I was right back to where I had started six weeks prior. Thank goodness I started my attempt to refill my prescription when I still had some doses on hand. But, by this time I was out of medicine as I faced being back to the beginning. It was then that my local pharmacy won my business by simply filling a prescription which was too difficult a basic task for the other pharmacy. At my local pharmacy I do not get a multi-month supply, but at least I can get it, which is what I care about most.
During this entire comedy of errors, there were three things that the mail order pharmacy should have executed that I did not want to hear about. I could care less. If your customers ever have torture-like experiences, they don’t want to hear about them either. In fact when you do mention these things, you will receive customer comments like I mentioned above. Yet, these three things are probably something your agents talk about every day.
When conducting your internal quality monitoring evaluations, you know when you hear certain words and phrases that the interaction will start to turn negative. They are like psychological triggers that turn on the customer-gets-upset switch. These three words are: people, process, technology. You must look out for words and phrases that relate to these as they are triggers that can turn things negative in a hurry.

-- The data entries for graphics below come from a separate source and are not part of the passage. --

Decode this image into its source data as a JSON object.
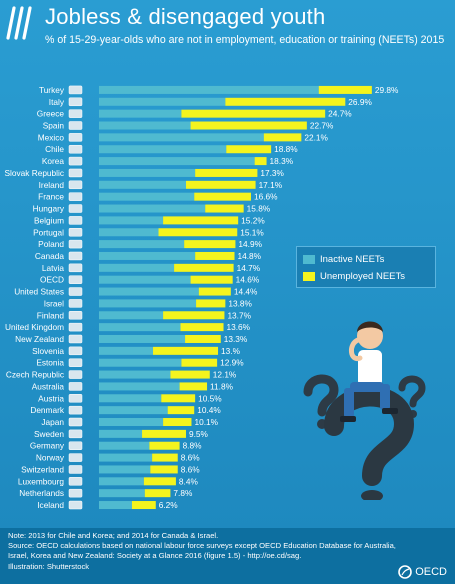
{
  "header": {
    "title": "Jobless & disengaged youth",
    "subtitle": "% of 15-29-year-olds who are not in employment, education or training (NEETs) 2015"
  },
  "legend": {
    "inactive_label": "Inactive NEETs",
    "unemployed_label": "Unemployed NEETs"
  },
  "footer": {
    "note_1": "Note: 2013 for Chile and Korea; and 2014 for Canada & Israel.",
    "note_2": "Source: OECD calculations based on national labour force surveys except OECD Education Database for Australia, Israel, Korea and New Zealand: Society at a Glance 2016 (figure 1.5) - http://oe.cd/sag.",
    "note_3": "Illustration: Shutterstock",
    "brand": "OECD"
  },
  "colors": {
    "inactive": "#4fbad0",
    "unemployed": "#f4f41e",
    "background": "#1f8ec2"
  },
  "chart_data": {
    "type": "bar",
    "orientation": "horizontal",
    "stacked": true,
    "categories": [
      "Turkey",
      "Italy",
      "Greece",
      "Spain",
      "Mexico",
      "Chile",
      "Korea",
      "Slovak Republic",
      "Ireland",
      "France",
      "Hungary",
      "Belgium",
      "Portugal",
      "Poland",
      "Canada",
      "Latvia",
      "OECD",
      "United States",
      "Israel",
      "Finland",
      "United Kingdom",
      "New Zealand",
      "Slovenia",
      "Estonia",
      "Czech Republic",
      "Australia",
      "Austria",
      "Denmark",
      "Japan",
      "Sweden",
      "Germany",
      "Norway",
      "Switzerland",
      "Luxembourg",
      "Netherlands",
      "Iceland"
    ],
    "total_labels": [
      "29.8%",
      "26.9%",
      "24.7%",
      "22.7%",
      "22.1%",
      "18.8%",
      "18.3%",
      "17.3%",
      "17.1%",
      "16.6%",
      "15.8%",
      "15.2%",
      "15.1%",
      "14.9%",
      "14.8%",
      "14.7%",
      "14.6%",
      "14.4%",
      "13.8%",
      "13.7%",
      "13.6%",
      "13.3%",
      "13.%",
      "12.9%",
      "12.1%",
      "11.8%",
      "10.5%",
      "10.4%",
      "10.1%",
      "9.5%",
      "8.8%",
      "8.6%",
      "8.6%",
      "8.4%",
      "7.8%",
      "6.2%"
    ],
    "series": [
      {
        "name": "Inactive NEETs",
        "values": [
          24.0,
          13.8,
          9.0,
          10.0,
          18.0,
          13.9,
          17.0,
          10.5,
          9.5,
          10.4,
          11.6,
          7.0,
          6.5,
          9.3,
          10.5,
          8.2,
          10.0,
          10.9,
          10.6,
          7.0,
          8.9,
          9.4,
          5.9,
          9.0,
          7.8,
          8.8,
          6.8,
          7.5,
          7.0,
          4.7,
          5.5,
          5.8,
          5.6,
          4.9,
          5.0,
          3.6
        ]
      },
      {
        "name": "Unemployed NEETs",
        "values": [
          5.8,
          13.1,
          15.7,
          12.7,
          4.1,
          4.9,
          1.3,
          6.8,
          7.6,
          6.2,
          4.2,
          8.2,
          8.6,
          5.6,
          4.3,
          6.5,
          4.6,
          3.5,
          3.2,
          6.7,
          4.7,
          3.9,
          7.1,
          3.9,
          4.3,
          3.0,
          3.7,
          2.9,
          3.1,
          4.8,
          3.3,
          2.8,
          3.0,
          3.5,
          2.8,
          2.6
        ]
      }
    ],
    "xlim": [
      0,
      32
    ]
  }
}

During several attempts to call the mail order pharmacy, I was being told via their automated system that they were experiencing high call volumes and delays. This seems like a good idea, but I hear it every time when I call them. I know this is code for “we have staffing problems and we either can’t keep people or get the funding to get more full time employees”. Fix your people problem. I could care less. I just need my medicine.

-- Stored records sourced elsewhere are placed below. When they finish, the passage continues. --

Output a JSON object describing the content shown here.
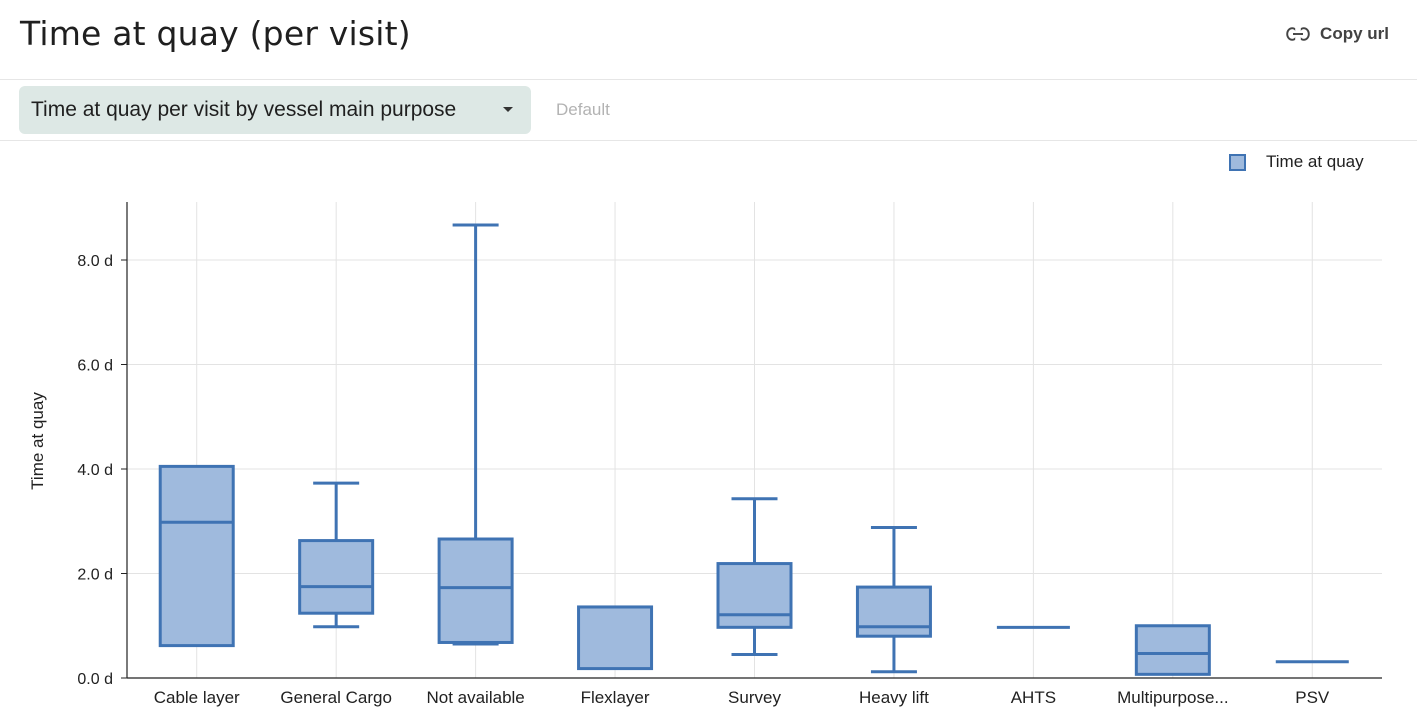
{
  "header": {
    "title": "Time at quay (per visit)",
    "copy_url_label": "Copy url"
  },
  "toolbar": {
    "selected_view": "Time at quay per visit by vessel main purpose",
    "default_label": "Default"
  },
  "colors": {
    "box_fill": "#9fbadd",
    "box_stroke": "#3f73b3",
    "select_bg": "#dde8e5"
  },
  "icons": {
    "copy": "link-icon",
    "dropdown": "caret-down-icon"
  },
  "chart_data": {
    "type": "box",
    "title": "",
    "xlabel": "",
    "ylabel": "Time at quay",
    "ylim": [
      0,
      9.1
    ],
    "yticks": [
      0,
      2,
      4,
      6,
      8
    ],
    "ytick_labels": [
      "0.0 d",
      "2.0 d",
      "4.0 d",
      "6.0 d",
      "8.0 d"
    ],
    "y_unit": "d",
    "grid": true,
    "legend": {
      "position": "top-right",
      "entries": [
        "Time at quay"
      ]
    },
    "categories": [
      "Cable layer",
      "General Cargo",
      "Not available",
      "Flexlayer",
      "Survey",
      "Heavy lift",
      "AHTS",
      "Multipurpose...",
      "PSV"
    ],
    "series": [
      {
        "name": "Time at quay",
        "boxes": [
          {
            "min": 0.62,
            "q1": 0.62,
            "median": 2.98,
            "q3": 4.05,
            "max": 4.05
          },
          {
            "min": 0.98,
            "q1": 1.24,
            "median": 1.75,
            "q3": 2.63,
            "max": 3.73
          },
          {
            "min": 0.65,
            "q1": 0.68,
            "median": 1.73,
            "q3": 2.66,
            "max": 8.67
          },
          {
            "min": 0.18,
            "q1": 0.18,
            "median": 1.36,
            "q3": 1.36,
            "max": 1.36
          },
          {
            "min": 0.45,
            "q1": 0.97,
            "median": 1.21,
            "q3": 2.19,
            "max": 3.43
          },
          {
            "min": 0.12,
            "q1": 0.8,
            "median": 0.98,
            "q3": 1.74,
            "max": 2.88
          },
          {
            "min": 0.97,
            "q1": 0.97,
            "median": 0.97,
            "q3": 0.97,
            "max": 0.97
          },
          {
            "min": 0.07,
            "q1": 0.07,
            "median": 0.47,
            "q3": 1.0,
            "max": 1.0
          },
          {
            "min": 0.31,
            "q1": 0.31,
            "median": 0.31,
            "q3": 0.31,
            "max": 0.31
          }
        ]
      }
    ]
  }
}
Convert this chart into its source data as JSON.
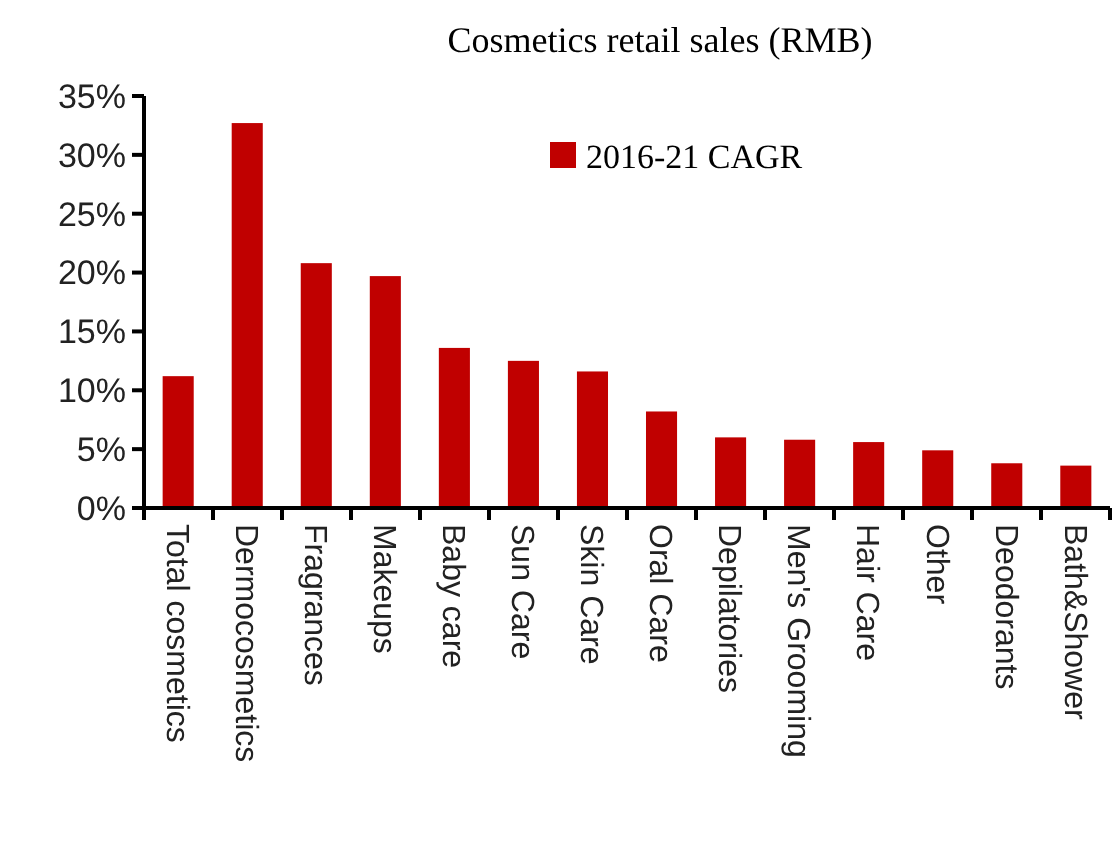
{
  "chart_data": {
    "type": "bar",
    "title": "Cosmetics retail sales (RMB)",
    "categories": [
      "Total cosmetics",
      "Dermocosmetics",
      "Fragrances",
      "Makeups",
      "Baby care",
      "Sun Care",
      "Skin Care",
      "Oral Care",
      "Depilatories",
      "Men's Grooming",
      "Hair Care",
      "Other",
      "Deodorants",
      "Bath&Shower"
    ],
    "series": [
      {
        "name": "2016-21 CAGR",
        "color": "#c00000",
        "values": [
          11.2,
          32.7,
          20.8,
          19.7,
          13.6,
          12.5,
          11.6,
          8.2,
          6.0,
          5.8,
          5.6,
          4.9,
          3.8,
          3.6
        ]
      }
    ],
    "ylim": [
      0,
      35
    ],
    "yticks": [
      {
        "value": 0,
        "label": "0%"
      },
      {
        "value": 5,
        "label": "5%"
      },
      {
        "value": 10,
        "label": "10%"
      },
      {
        "value": 15,
        "label": "15%"
      },
      {
        "value": 20,
        "label": "20%"
      },
      {
        "value": 25,
        "label": "25%"
      },
      {
        "value": 30,
        "label": "30%"
      },
      {
        "value": 35,
        "label": "35%"
      }
    ],
    "legend": "top right"
  }
}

During one of my interactions with the mail order pharmacy, the agent kept referring to her system not allowing her to place the order. From my perspective as a customer, your technology problems should not get in the way of me getting what I need. Don’t tell me about your technology limitations. Fix your technology problem. I could care less. I just need my medicine.

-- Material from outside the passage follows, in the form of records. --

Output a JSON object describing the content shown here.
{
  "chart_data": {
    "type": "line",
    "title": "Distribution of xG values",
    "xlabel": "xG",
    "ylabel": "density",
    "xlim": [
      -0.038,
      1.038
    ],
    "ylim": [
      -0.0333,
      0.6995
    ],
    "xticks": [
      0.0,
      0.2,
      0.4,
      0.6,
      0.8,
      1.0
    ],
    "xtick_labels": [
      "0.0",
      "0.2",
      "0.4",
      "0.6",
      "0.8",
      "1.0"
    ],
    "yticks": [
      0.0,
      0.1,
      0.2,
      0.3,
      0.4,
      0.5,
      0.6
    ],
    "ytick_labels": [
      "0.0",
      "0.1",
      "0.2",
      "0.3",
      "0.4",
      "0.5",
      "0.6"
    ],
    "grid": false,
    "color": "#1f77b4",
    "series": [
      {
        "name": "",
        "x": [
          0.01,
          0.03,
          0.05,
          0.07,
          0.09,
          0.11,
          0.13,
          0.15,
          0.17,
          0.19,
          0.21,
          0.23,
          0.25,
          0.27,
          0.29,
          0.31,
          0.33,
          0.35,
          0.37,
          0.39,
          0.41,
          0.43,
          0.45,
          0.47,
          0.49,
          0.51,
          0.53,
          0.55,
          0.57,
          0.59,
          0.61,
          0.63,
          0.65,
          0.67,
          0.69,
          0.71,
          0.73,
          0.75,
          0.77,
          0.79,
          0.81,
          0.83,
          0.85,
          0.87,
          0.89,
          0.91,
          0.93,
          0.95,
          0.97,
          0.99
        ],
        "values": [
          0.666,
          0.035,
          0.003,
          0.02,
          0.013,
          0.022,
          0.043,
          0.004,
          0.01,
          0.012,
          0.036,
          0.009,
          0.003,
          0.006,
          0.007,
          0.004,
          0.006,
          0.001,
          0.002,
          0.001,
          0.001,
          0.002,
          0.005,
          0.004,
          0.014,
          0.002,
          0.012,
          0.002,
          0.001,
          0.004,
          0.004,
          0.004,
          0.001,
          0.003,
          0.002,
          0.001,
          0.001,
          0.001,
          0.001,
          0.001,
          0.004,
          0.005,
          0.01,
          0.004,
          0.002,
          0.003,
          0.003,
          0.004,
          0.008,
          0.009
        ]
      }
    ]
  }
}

During another interaction, I was transferred to a billing agent and then my request was dumped back into the queue for shipment scheduling. I called to place a refill order not clear my billing problem. Place my order after you clear the account, don’t delay me even longer. Fix your process problem. I could care less. I just need my medicine.
While I went through this experience, I knew about the people, process, and technology that were needed for this company to operate. It was important to me because I needed my medicine. But just like your customers, I did not want to hear the excuses.
So be aware, your customers are concerned with your people, process, and technology problems because each define the customer service experience, but don’t ever tell them about it; they could care less.